CodeSteer-v1: Symbolic-Augmented Language Models
CodeSteer-v1, developed by yongchao98, is an 8 billion parameter model designed to augment large language models (LLMs) with symbolic computing capabilities. It addresses common LLM limitations in complex reasoning by integrating a novel guidance framework that steers LLM generation between code execution and textual reasoning.
Key Capabilities & Features
- Symbolic Computing Integration: Enhances LLMs' ability to solve problems that benefit from symbolic reasoning, often where direct textual reasoning falls short.
- Iterative Guidance Framework: The CodeSteer framework allows the model to review current and previous answers, providing guidance for subsequent rounds of generation to refine solutions.
- Improved Performance on SymBench: When integrated with models like GPT-4o, CodeSteer significantly surpasses other leading models (e.g., OpenAI o1, DeepSeek R1) on the SymBench dataset, covering 28 seen and 9 unseen tasks.
- Efficiency: Demonstrates lower token costs and runtimes compared to alternative methods on symbolic tasks.

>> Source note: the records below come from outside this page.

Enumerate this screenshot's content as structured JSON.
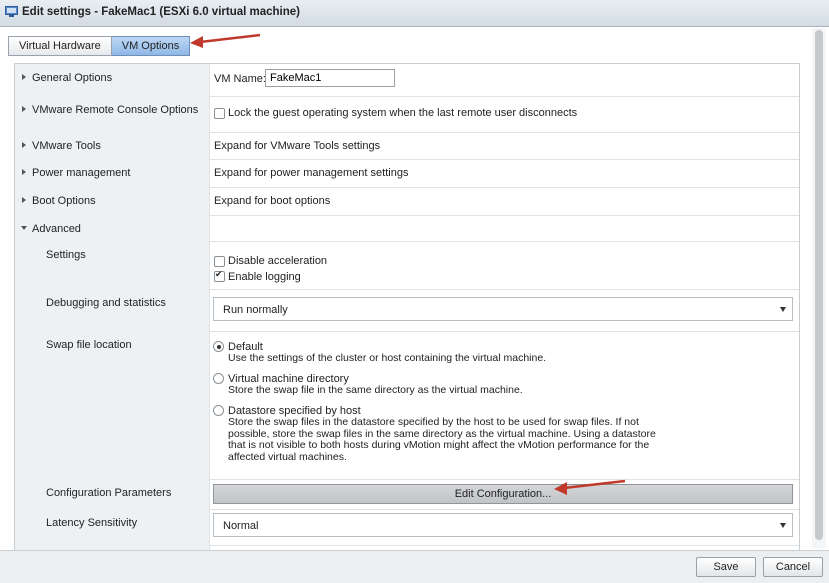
{
  "window": {
    "title": "Edit settings - FakeMac1 (ESXi 6.0 virtual machine)"
  },
  "tabs": [
    {
      "label": "Virtual Hardware",
      "active": false
    },
    {
      "label": "VM Options",
      "active": true
    }
  ],
  "general": {
    "label": "General Options",
    "vm_name_label": "VM Name:",
    "vm_name_value": "FakeMac1"
  },
  "remote_console": {
    "label": "VMware Remote Console Options",
    "lock_label": "Lock the guest operating system when the last remote user disconnects",
    "lock_checked": false
  },
  "tools": {
    "label": "VMware Tools",
    "value": "Expand for VMware Tools settings"
  },
  "power": {
    "label": "Power management",
    "value": "Expand for power management settings"
  },
  "boot": {
    "label": "Boot Options",
    "value": "Expand for boot options"
  },
  "advanced": {
    "label": "Advanced",
    "settings": {
      "label": "Settings",
      "disable_accel_label": "Disable acceleration",
      "disable_accel_checked": false,
      "enable_logging_label": "Enable logging",
      "enable_logging_checked": true
    },
    "debugging": {
      "label": "Debugging and statistics",
      "selected": "Run normally"
    },
    "swap": {
      "label": "Swap file location",
      "options": [
        {
          "title": "Default",
          "desc": [
            "Use the settings of the cluster or host containing the virtual machine."
          ],
          "selected": true
        },
        {
          "title": "Virtual machine directory",
          "desc": [
            "Store the swap file in the same directory as the virtual machine."
          ],
          "selected": false
        },
        {
          "title": "Datastore specified by host",
          "desc": [
            "Store the swap files in the datastore specified by the host to be used for swap files. If not",
            "possible, store the swap files in the same directory as the virtual machine. Using a datastore",
            "that is not visible to both hosts during vMotion might affect the vMotion performance for the",
            "affected virtual machines."
          ],
          "selected": false
        }
      ]
    },
    "config_params": {
      "label": "Configuration Parameters",
      "button": "Edit Configuration..."
    },
    "latency": {
      "label": "Latency Sensitivity",
      "selected": "Normal"
    }
  },
  "footer": {
    "save": "Save",
    "cancel": "Cancel"
  },
  "colors": {
    "annotation_arrow": "#c0392b",
    "active_tab": "#9cc2ec",
    "label_column": "#eef1f4"
  }
}
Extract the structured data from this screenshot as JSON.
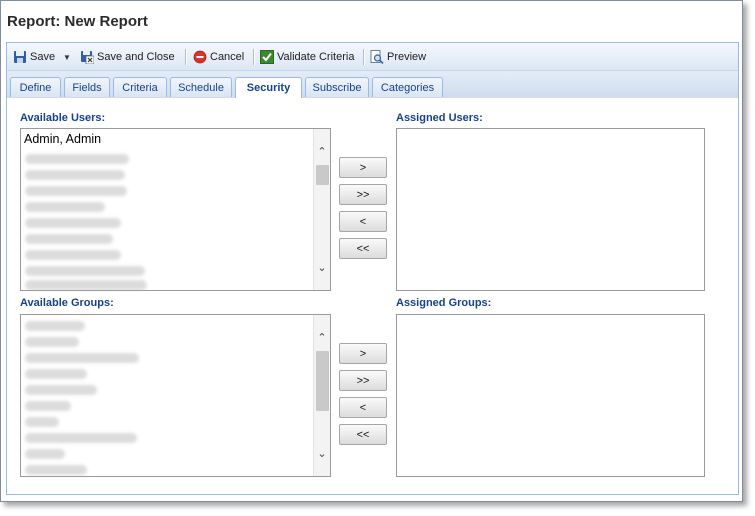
{
  "window": {
    "title": "Report: New Report"
  },
  "toolbar": {
    "save": "Save",
    "save_and_close": "Save and Close",
    "cancel": "Cancel",
    "validate_criteria": "Validate Criteria",
    "preview": "Preview"
  },
  "tabs": [
    {
      "label": "Define"
    },
    {
      "label": "Fields"
    },
    {
      "label": "Criteria"
    },
    {
      "label": "Schedule"
    },
    {
      "label": "Security",
      "active": true
    },
    {
      "label": "Subscribe"
    },
    {
      "label": "Categories"
    }
  ],
  "users": {
    "available_label": "Available Users:",
    "assigned_label": "Assigned Users:",
    "available_items": [
      "Admin, Admin"
    ]
  },
  "groups": {
    "available_label": "Available Groups:",
    "assigned_label": "Assigned Groups:"
  },
  "move_buttons": {
    "add": ">",
    "add_all": ">>",
    "remove": "<",
    "remove_all": "<<"
  },
  "icons": {
    "save": "floppy-disk-icon",
    "dropdown": "caret-down-icon",
    "save_and_close": "save-close-icon",
    "cancel": "no-entry-icon",
    "validate": "checkmark-icon",
    "preview": "magnifier-document-icon"
  },
  "colors": {
    "label_blue": "#15428b",
    "toolbar_border": "#99bbe8",
    "cancel_red": "#d9332b",
    "validate_green": "#3a8a2b"
  }
}
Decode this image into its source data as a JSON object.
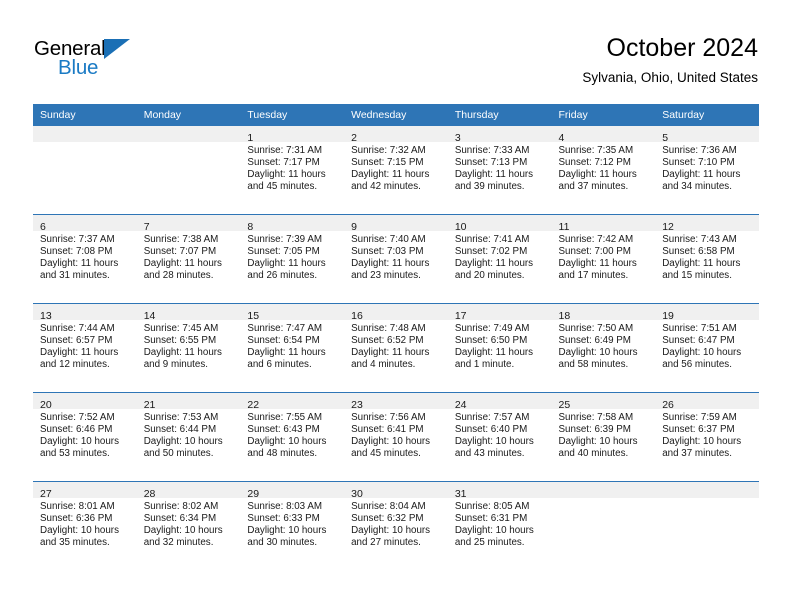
{
  "brand": {
    "logo_text_top": "General",
    "logo_text_bottom": "Blue",
    "logo_icon": "blue-triangle-icon",
    "accent_color": "#2e75b6",
    "logo_blue": "#1a7ac4"
  },
  "header": {
    "month_title": "October 2024",
    "location": "Sylvania, Ohio, United States"
  },
  "calendar": {
    "weekday_headers": [
      "Sunday",
      "Monday",
      "Tuesday",
      "Wednesday",
      "Thursday",
      "Friday",
      "Saturday"
    ],
    "weeks": [
      [
        {
          "day": "",
          "lines": []
        },
        {
          "day": "",
          "lines": []
        },
        {
          "day": "1",
          "lines": [
            "Sunrise: 7:31 AM",
            "Sunset: 7:17 PM",
            "Daylight: 11 hours",
            "and 45 minutes."
          ]
        },
        {
          "day": "2",
          "lines": [
            "Sunrise: 7:32 AM",
            "Sunset: 7:15 PM",
            "Daylight: 11 hours",
            "and 42 minutes."
          ]
        },
        {
          "day": "3",
          "lines": [
            "Sunrise: 7:33 AM",
            "Sunset: 7:13 PM",
            "Daylight: 11 hours",
            "and 39 minutes."
          ]
        },
        {
          "day": "4",
          "lines": [
            "Sunrise: 7:35 AM",
            "Sunset: 7:12 PM",
            "Daylight: 11 hours",
            "and 37 minutes."
          ]
        },
        {
          "day": "5",
          "lines": [
            "Sunrise: 7:36 AM",
            "Sunset: 7:10 PM",
            "Daylight: 11 hours",
            "and 34 minutes."
          ]
        }
      ],
      [
        {
          "day": "6",
          "lines": [
            "Sunrise: 7:37 AM",
            "Sunset: 7:08 PM",
            "Daylight: 11 hours",
            "and 31 minutes."
          ]
        },
        {
          "day": "7",
          "lines": [
            "Sunrise: 7:38 AM",
            "Sunset: 7:07 PM",
            "Daylight: 11 hours",
            "and 28 minutes."
          ]
        },
        {
          "day": "8",
          "lines": [
            "Sunrise: 7:39 AM",
            "Sunset: 7:05 PM",
            "Daylight: 11 hours",
            "and 26 minutes."
          ]
        },
        {
          "day": "9",
          "lines": [
            "Sunrise: 7:40 AM",
            "Sunset: 7:03 PM",
            "Daylight: 11 hours",
            "and 23 minutes."
          ]
        },
        {
          "day": "10",
          "lines": [
            "Sunrise: 7:41 AM",
            "Sunset: 7:02 PM",
            "Daylight: 11 hours",
            "and 20 minutes."
          ]
        },
        {
          "day": "11",
          "lines": [
            "Sunrise: 7:42 AM",
            "Sunset: 7:00 PM",
            "Daylight: 11 hours",
            "and 17 minutes."
          ]
        },
        {
          "day": "12",
          "lines": [
            "Sunrise: 7:43 AM",
            "Sunset: 6:58 PM",
            "Daylight: 11 hours",
            "and 15 minutes."
          ]
        }
      ],
      [
        {
          "day": "13",
          "lines": [
            "Sunrise: 7:44 AM",
            "Sunset: 6:57 PM",
            "Daylight: 11 hours",
            "and 12 minutes."
          ]
        },
        {
          "day": "14",
          "lines": [
            "Sunrise: 7:45 AM",
            "Sunset: 6:55 PM",
            "Daylight: 11 hours",
            "and 9 minutes."
          ]
        },
        {
          "day": "15",
          "lines": [
            "Sunrise: 7:47 AM",
            "Sunset: 6:54 PM",
            "Daylight: 11 hours",
            "and 6 minutes."
          ]
        },
        {
          "day": "16",
          "lines": [
            "Sunrise: 7:48 AM",
            "Sunset: 6:52 PM",
            "Daylight: 11 hours",
            "and 4 minutes."
          ]
        },
        {
          "day": "17",
          "lines": [
            "Sunrise: 7:49 AM",
            "Sunset: 6:50 PM",
            "Daylight: 11 hours",
            "and 1 minute."
          ]
        },
        {
          "day": "18",
          "lines": [
            "Sunrise: 7:50 AM",
            "Sunset: 6:49 PM",
            "Daylight: 10 hours",
            "and 58 minutes."
          ]
        },
        {
          "day": "19",
          "lines": [
            "Sunrise: 7:51 AM",
            "Sunset: 6:47 PM",
            "Daylight: 10 hours",
            "and 56 minutes."
          ]
        }
      ],
      [
        {
          "day": "20",
          "lines": [
            "Sunrise: 7:52 AM",
            "Sunset: 6:46 PM",
            "Daylight: 10 hours",
            "and 53 minutes."
          ]
        },
        {
          "day": "21",
          "lines": [
            "Sunrise: 7:53 AM",
            "Sunset: 6:44 PM",
            "Daylight: 10 hours",
            "and 50 minutes."
          ]
        },
        {
          "day": "22",
          "lines": [
            "Sunrise: 7:55 AM",
            "Sunset: 6:43 PM",
            "Daylight: 10 hours",
            "and 48 minutes."
          ]
        },
        {
          "day": "23",
          "lines": [
            "Sunrise: 7:56 AM",
            "Sunset: 6:41 PM",
            "Daylight: 10 hours",
            "and 45 minutes."
          ]
        },
        {
          "day": "24",
          "lines": [
            "Sunrise: 7:57 AM",
            "Sunset: 6:40 PM",
            "Daylight: 10 hours",
            "and 43 minutes."
          ]
        },
        {
          "day": "25",
          "lines": [
            "Sunrise: 7:58 AM",
            "Sunset: 6:39 PM",
            "Daylight: 10 hours",
            "and 40 minutes."
          ]
        },
        {
          "day": "26",
          "lines": [
            "Sunrise: 7:59 AM",
            "Sunset: 6:37 PM",
            "Daylight: 10 hours",
            "and 37 minutes."
          ]
        }
      ],
      [
        {
          "day": "27",
          "lines": [
            "Sunrise: 8:01 AM",
            "Sunset: 6:36 PM",
            "Daylight: 10 hours",
            "and 35 minutes."
          ]
        },
        {
          "day": "28",
          "lines": [
            "Sunrise: 8:02 AM",
            "Sunset: 6:34 PM",
            "Daylight: 10 hours",
            "and 32 minutes."
          ]
        },
        {
          "day": "29",
          "lines": [
            "Sunrise: 8:03 AM",
            "Sunset: 6:33 PM",
            "Daylight: 10 hours",
            "and 30 minutes."
          ]
        },
        {
          "day": "30",
          "lines": [
            "Sunrise: 8:04 AM",
            "Sunset: 6:32 PM",
            "Daylight: 10 hours",
            "and 27 minutes."
          ]
        },
        {
          "day": "31",
          "lines": [
            "Sunrise: 8:05 AM",
            "Sunset: 6:31 PM",
            "Daylight: 10 hours",
            "and 25 minutes."
          ]
        },
        {
          "day": "",
          "lines": []
        },
        {
          "day": "",
          "lines": []
        }
      ]
    ]
  }
}
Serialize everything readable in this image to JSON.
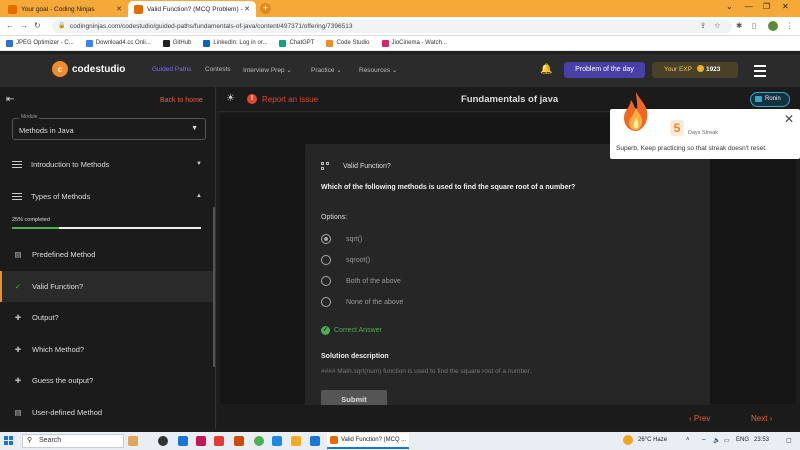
{
  "browser": {
    "tabs": [
      {
        "label": "Your goal - Coding Ninjas"
      },
      {
        "label": "Valid Function? (MCQ Problem) -"
      }
    ],
    "url": "codingninjas.com/codestudio/guided-paths/fundamentals-of-java/content/497371/offering/7396513",
    "bookmarks": [
      {
        "label": "JPEG Optimizer - C...",
        "color": "#2f6fd6"
      },
      {
        "label": "Download4.cc Onli...",
        "color": "#3b82f6"
      },
      {
        "label": "GitHub",
        "color": "#222222"
      },
      {
        "label": "LinkedIn: Log in or...",
        "color": "#0a66c2"
      },
      {
        "label": "ChatGPT",
        "color": "#10a37f"
      },
      {
        "label": "Code Studio",
        "color": "#f08c2a"
      },
      {
        "label": "JioCinema - Watch...",
        "color": "#d6256b"
      }
    ]
  },
  "header": {
    "logo": "codestudio",
    "nav": [
      {
        "label": "Guided Paths"
      },
      {
        "label": "Contests"
      },
      {
        "label": "Interview Prep"
      },
      {
        "label": "Practice"
      },
      {
        "label": "Resources"
      }
    ],
    "potd": "Problem of the day",
    "exp_label": "Your EXP",
    "exp_value": "1923"
  },
  "sidebar": {
    "back": "Back to home",
    "module_label": "Module",
    "module_value": "Methods in Java",
    "sections": [
      {
        "label": "Introduction to Methods"
      },
      {
        "label": "Types of Methods"
      }
    ],
    "progress_text": "25% completed",
    "progress": 0.25,
    "items": [
      {
        "label": "Predefined Method",
        "icon": "document-icon"
      },
      {
        "label": "Valid Function?",
        "icon": "check-icon"
      },
      {
        "label": "Output?",
        "icon": "puzzle-icon"
      },
      {
        "label": "Which Method?",
        "icon": "puzzle-icon"
      },
      {
        "label": "Guess the output?",
        "icon": "puzzle-icon"
      },
      {
        "label": "User-defined Method",
        "icon": "document-icon"
      }
    ]
  },
  "topbar": {
    "report": "Report an issue",
    "title": "Fundamentals of java",
    "user": "Ronin"
  },
  "question": {
    "title": "Valid Function?",
    "text": "Which of the following methods is used to find the square root of a number?",
    "options_label": "Options:",
    "options": [
      {
        "label": "sqrt()",
        "selected": true
      },
      {
        "label": "sqroot()",
        "selected": false
      },
      {
        "label": "Both of the above",
        "selected": false
      },
      {
        "label": "None of the above",
        "selected": false
      }
    ],
    "result": "Correct Answer",
    "solution_title": "Solution description",
    "solution_text": "#### Math.sqrt(num) function is used to find the square root of a number.",
    "submit": "Submit"
  },
  "pager": {
    "prev": "Prev",
    "next": "Next"
  },
  "streak": {
    "days": "5",
    "label": "Days Streak",
    "message": "Superb, Keep practicing so that streak doesn't reset."
  },
  "taskbar": {
    "search": "Search",
    "active_window": "Valid Function? (MCQ ...",
    "weather": "26°C  Haze",
    "lang": "ENG",
    "time": "23:53"
  },
  "colors": {
    "accent": "#f08c2a",
    "report": "#e0472c",
    "success": "#4caf50",
    "potd": "#4a3fa6"
  }
}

- Fine-tuning: The model can be fine-tuned using synthesized datasets for SFT and DPO processes, leveraging frameworks like Llama-factory and DeepSpeed.
When to Use This Model
- Complex Reasoning Tasks: Ideal for applications requiring precise, step-by-step reasoning, especially those that can benefit from symbolic computation or code execution.
- Reducing LLM Errors: Useful for mitigating simple mistakes LLMs might make with direct textual reasoning by prompting them to use code.
- Research in LLM Augmentation: Provides a framework and model for exploring the integration of symbolic AI with neural networks.